Жирмудский шел по лесу, мягко перебирая ногами по залежам сфагнового мха: его не покидало ощущение, что он лежит в своей теплой постели, спит, и всё это ему снится, и он вяло гребет ногами под одеялом…
Увы. Реальность выкристаллизовалась перед ним окончательно, контрастно и честно. Они оформили сделку и дали ему ключи от новой квартиры, хрущобы, которую ему показали несколько дней назад. Он прекрасно помнил адрес. Мимо этого желтого пятиэтажного дома он много лет бегал в школу, он еще с грустью подумал: эх, знать бы тогда, в далекое время надежд, голенастый провидец, что именно в этом безликом доме пройдет его старость, придет его одинокая смерть.
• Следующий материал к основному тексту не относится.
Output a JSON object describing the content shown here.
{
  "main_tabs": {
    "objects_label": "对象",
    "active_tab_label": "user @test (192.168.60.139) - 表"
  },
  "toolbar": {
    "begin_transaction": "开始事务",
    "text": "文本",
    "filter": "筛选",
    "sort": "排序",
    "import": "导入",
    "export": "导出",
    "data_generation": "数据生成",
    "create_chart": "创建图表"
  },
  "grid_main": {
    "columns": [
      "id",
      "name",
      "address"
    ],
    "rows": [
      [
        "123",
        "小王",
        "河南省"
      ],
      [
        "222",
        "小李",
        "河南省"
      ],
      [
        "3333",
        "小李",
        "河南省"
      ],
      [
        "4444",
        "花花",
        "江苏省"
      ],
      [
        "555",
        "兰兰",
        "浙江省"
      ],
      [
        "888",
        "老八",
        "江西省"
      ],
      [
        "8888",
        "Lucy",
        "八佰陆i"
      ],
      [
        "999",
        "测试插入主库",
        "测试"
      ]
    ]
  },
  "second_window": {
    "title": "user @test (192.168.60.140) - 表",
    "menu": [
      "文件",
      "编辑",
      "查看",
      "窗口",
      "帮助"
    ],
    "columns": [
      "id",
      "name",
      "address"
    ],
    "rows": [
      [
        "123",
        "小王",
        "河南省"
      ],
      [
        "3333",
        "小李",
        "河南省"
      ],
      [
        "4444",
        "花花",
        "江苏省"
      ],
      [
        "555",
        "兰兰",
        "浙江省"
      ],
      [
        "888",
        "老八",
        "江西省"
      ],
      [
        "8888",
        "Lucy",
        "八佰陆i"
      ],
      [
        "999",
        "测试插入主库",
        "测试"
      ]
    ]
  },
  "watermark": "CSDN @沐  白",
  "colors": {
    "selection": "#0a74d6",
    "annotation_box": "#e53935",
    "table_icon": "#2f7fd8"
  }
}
Когда-то казалось, что он станет известным поэтом, будет блистать, путешествовать по всему миру. Его будут любить женщины, десятки, сотни красивых женщин будут его любить. И он войдет в историю, ему поставят памятник. От последней мысли он всегда содрогался, неимоверная радость захлестывала его, как волна… Войти в историю. Чтобы и через сто, и через тысячу лет кто-то помнил о тебе, говорил и думал, что равносильно вечной жизни, реальному бессмертию, поскольку все они – Лермонтов, Есенин, Эдгар… Все они на самом деле реально живут, превратившись в намоленные сущности, они думают, чувствуют, они – есть. И вот, через двести лет, какая-нибудь девочка достанет с полочки томик… Или нет. Вставит какой-нибудь диск, размером с копейку в некое устройство. И он будет обладать ею – реально, как реальный мужчина.
Стать поэтом Жирмудскому все же удалось – что греха таить? – только уже в те времена, когда поэты решительно никому не нужны. Когда даже на хлеб, на одну краюху хлеба в день, да на каплю молока не может заработать поэт. И никакого блистания, кроме жалкой известности в определенных кругах, ограниченных стенами какой-нибудь библиотеки, где проходит литературный вечер. И никаких денег, разумеется. И забвение – сразу после смерти, если не раньше гораздо…
Жирмудский вернулся к этому дому, поднялся на третий этаж, позвонил в дверь. Вышла женщина, та самая, которая прогнала его вчера.
– Опять вы? Я же сказала…
Дверь перед его носом захлопнулась. Жирмудский позвонил еще.
– Сейчас милицию вызову, – донеслось из-за двери.
Жирмудский присел на подоконник. Это что-то из области детектива. Безусловно и точно: ему показывали именно эту квартиру, он даже успел засечь, едва хозяйка приоткрыла дверь, угол той самой тумбочки для обуви, с облупленным зеркалом. Когда ему показывали эту квартиру, которая поступала в его владение взамен старой, вместе со всей ее мебелью, он подумал, что тумбочку оставит, а зеркало отреставрирует, он знал способ, как восстановить поврежденную амальгаму, ибо когда-то ему приходилось зарабатывать на хлеб даже и мебельным мастером…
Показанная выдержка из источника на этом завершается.